Devenue veuve en 1762, la Marquise de Sassenage quitte Versailles pour s’installer à Paris. Loin de se replier dans un veuvage pieux, comme le voudrait l’usage, elle multiplie les activités mondaines et loisirs, comme la promenade sur les boulevards. Elle y achète aux marchands ambulants des biscuits, chocolats, glaces et sirops d’orgeat : sa passion du chocolat est telle que 15 tablettes sont retrouvées dans sa table de nuit lors de l’inventaire après décès !

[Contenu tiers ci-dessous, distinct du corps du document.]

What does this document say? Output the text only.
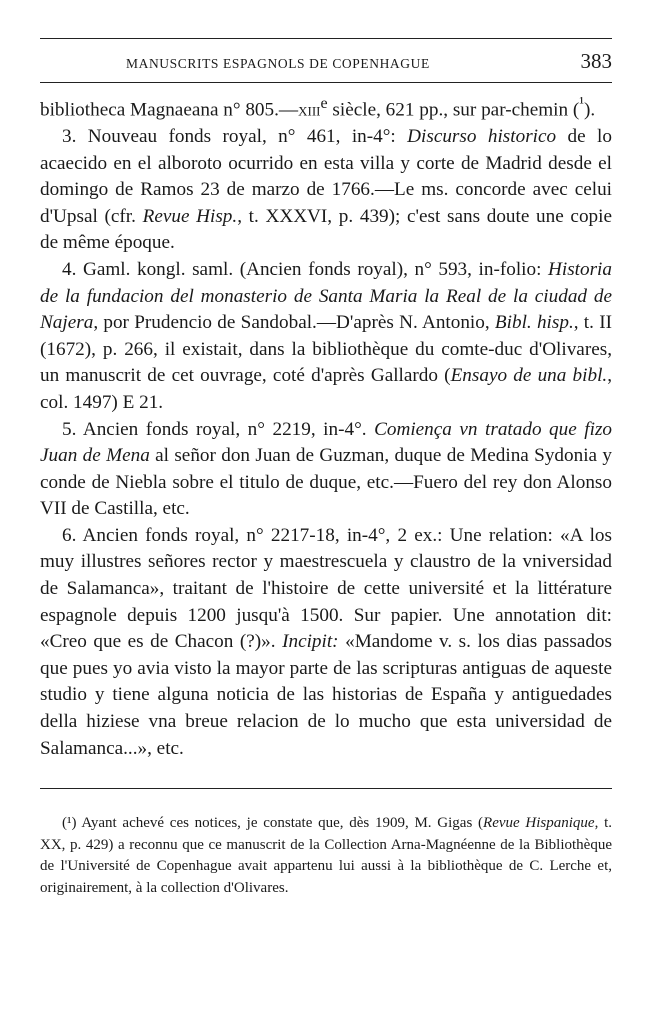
MANUSCRITS ESPAGNOLS DE COPENHAGUE	383

bibliotheca Magnaeana n° 805.—xiii$^e$ siècle, 621 pp., sur par-chemin ($^{^1}$).

3. Nouveau fonds royal, n° 461, in-4°: Discurso historico de lo acaecido en el alboroto ocurrido en esta villa y corte de Madrid desde el domingo de Ramos 23 de marzo de 1766.—Le ms. concorde avec celui d'Upsal (cfr. Revue Hisp., t. XXXVI, p. 439); c'est sans doute une copie de même époque.

4. Gaml. kongl. saml. (Ancien fonds royal), n° 593, in-folio: Historia de la fundacion del monasterio de Santa Maria la Real de la ciudad de Najera, por Prudencio de Sandobal.—D'après N. Antonio, Bibl. hisp., t. II (1672), p. 266, il existait, dans la bibliothèque du comte-duc d'Olivares, un manuscrit de cet ouvrage, coté d'après Gallardo (Ensayo de una bibl., col. 1497) E 21.

5. Ancien fonds royal, n° 2219, in-4°. Comiença vn tratado que fizo Juan de Mena al señor don Juan de Guzman, duque de Medina Sydonia y conde de Niebla sobre el titulo de duque, etc.—Fuero del rey don Alonso VII de Castilla, etc.

6. Ancien fonds royal, n° 2217-18, in-4°, 2 ex.: Une relation: «A los muy illustres señores rector y maestrescuela y claustro de la vniversidad de Salamanca», traitant de l'histoire de cette université et la littérature espagnole depuis 1200 jusqu'à 1500. Sur papier. Une annotation dit: «Creo que es de Chacon (?)». Incipit: «Mandome v. s. los dias passados que pues yo avia visto la mayor parte de las scripturas antiguas de aqueste studio y tiene alguna noticia de las historias de España y antiguedades della hiziese vna breue relacion de lo mucho que esta universidad de Salamanca...», etc.

(¹) Ayant achevé ces notices, je constate que, dès 1909, M. Gigas (Revue Hispanique, t. XX, p. 429) a reconnu que ce manuscrit de la Collection Arna-Magnéenne de la Bibliothèque de l'Université de Copenhague avait appartenu lui aussi à la bibliothèque de C. Lerche et, originairement, à la collection d'Olivares.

La Marquise de Sassenage a également une autre passion : le jeu !  Jeux de hasard et jeux de cartes font alors fureur dans les salons et Marie-Françoise-Camille n’échappe pas à cette fièvre ! Tric-trac et piquet se jouent sans réserve, même si les jeux d’argent sont alors officiellement interdits.  On conserve au Château de Sassenage plusieurs tables à jeu commandées par la Marquise aux célèbres ébénistes Hache

Bien que le statut juridique de la femme au 18e siècle soit considéré comme mineur au regard de celui de l’homme, Marie-Françoise-Camille obtient en 1738 la séparation en biens de son époux, afin de protéger son patrimoine des dettes de ce dernier. Le couple reste cependant uni et continue à vivre sous le même toit.

À 67 ans elle quitte Paris pour Grenoble. Elle ne réside pas dans son château de Sassenage puisqu’elle l’a loué à un entrepreneur désireux d’y installer une manufacture de dentelle.

Faites vos jeux ! Table à jeu, cartes à jouer et coffret de loto du 18e siècle.

Logée près de l’actuelle place de Lavalette, elle participe et organise des évènements mondains et s’impose dans la vie grenobloise par son nom prestigieux et son expérience de la Cour. 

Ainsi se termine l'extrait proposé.